Em entrevista ao Portal da Ceid, o diretor clínico da Associação de Assistência à Criança Deficiente (AACD), Antonio Carlos Fernandes, que esteve no Piauí fazendo a seleção dos profissionais de medicina que farão treinamento na sede da entidade, durante o mês de agosto, em São Paulo, faz uma análise sobre a reabilitação no país, sobre a parceria técnico  cientifica celebrada com a Coordenadoria para Integração da Pessoa Portadora de Deficiência (Ceid) com o objetivo de selecionar e qualificar pessoas para atuarem em reabilitação física no estado, sobre a lei das cotas,  a missão da AACD e a evolução da reabilitação no país.

O setor de reabilitação no Piauí vive um momento histórico. Dia 07 uma equipe de 48 profissionais (médicos, fisioterapeutas, enfermeiros, nutricionistas, fisiatra, psicólogo, arte-terapeuta, hidroterapeuta, assistente sociais, pedagogos) inicia uma qualificação na sede da Associação de Assistência à Criança Deficiente (AACD), em São Paulo. A entidade que esta semana completou 56 anos de existência é apontada por especialistas como referência em reabilitação no país.

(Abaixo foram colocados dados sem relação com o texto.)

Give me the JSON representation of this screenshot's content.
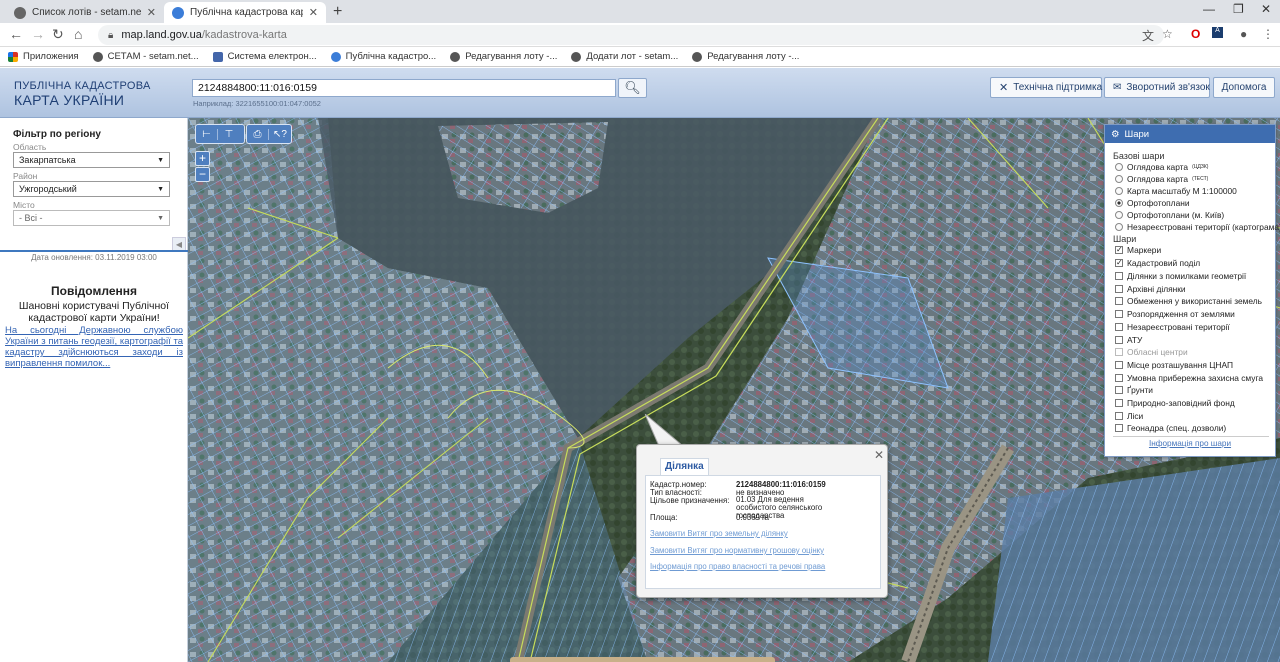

O médico Antônio Carlos Fernandes acompanha há 23 anos o trabalho da AACD no país. Com pós-graduação em ortopedia pela UNESP, MBA na Fundação Getúlio Vargas (FGV) em Administração Hospitalar e Sistema de Saúde, ele é membro da Sociedade Brasileira de Ortopedia, Membro correspondente da Sociedade Uruguaia de Ortopedia e Traumatologia e presidente do Comitê Técnico-científico da Oritel (Organização Internacional dos Países que fazem o Teleton) e faz parte do corpo editorial da Revista da Sociedade Brasileira de Ortopedia Pediátrica e da ACTA – Revista Ortopédica. Confira a entrevista:

Portal - A AACD está concluindo no Piauí uma fase dessa parceria tecnocientífica voltada para a seleção de profissionais que vão atuar na reabilitação de crianças deficientes. Que balanço o senhor faz desse processo seletivo?
Antonio Carlos Fernandes - Tivemos um grande apoio da Ceid. Esse trabalho foi feito com extrema transparência, não houve atropelos, fizemos um edital que especificava os requisitos dos candidatos a entrar no processo seletivo em cada área, e as pessoas que entraram participaram de análise de currículo, prova escrita, prova pratica e dinâmica de grupo. Foram selecionados os melhores profissionais. A instituição para que possa funcionar de modo transparente, ela precisa nascer transparente, e é o que eu vejo no Centro de Reabilitação do Piauí. Ele está nascendo de forma transparente. Após o processo seletivo e o treinamento, a instituição vai continuar oferecendo, gratuitamente, o suporte técnico e cientifico para que o centro \\\\\\\'ande com as próprias pernas\\\\\\\', mas sempre com o apoio de uma instituição mais experiente e que possa ajudar nessa importante missão social, que é o tratamento da pessoa com deficiência.
 
Portal - É uma espécie de auditoria?
Fernandes - Acho que a auditoria sempre vai existir porque é a maneira que temos de provar, do ponto de vista legal, que tudo funciona de forma transparente. Do ponto de vista técnico, eu diria que vamos fazer uma supervisão. Vamos continuar dando todo esse suporte para manter o centro sempre numa condição de referência em qualidade, em qualificação do profissional, para que todos possam ganhar com isso.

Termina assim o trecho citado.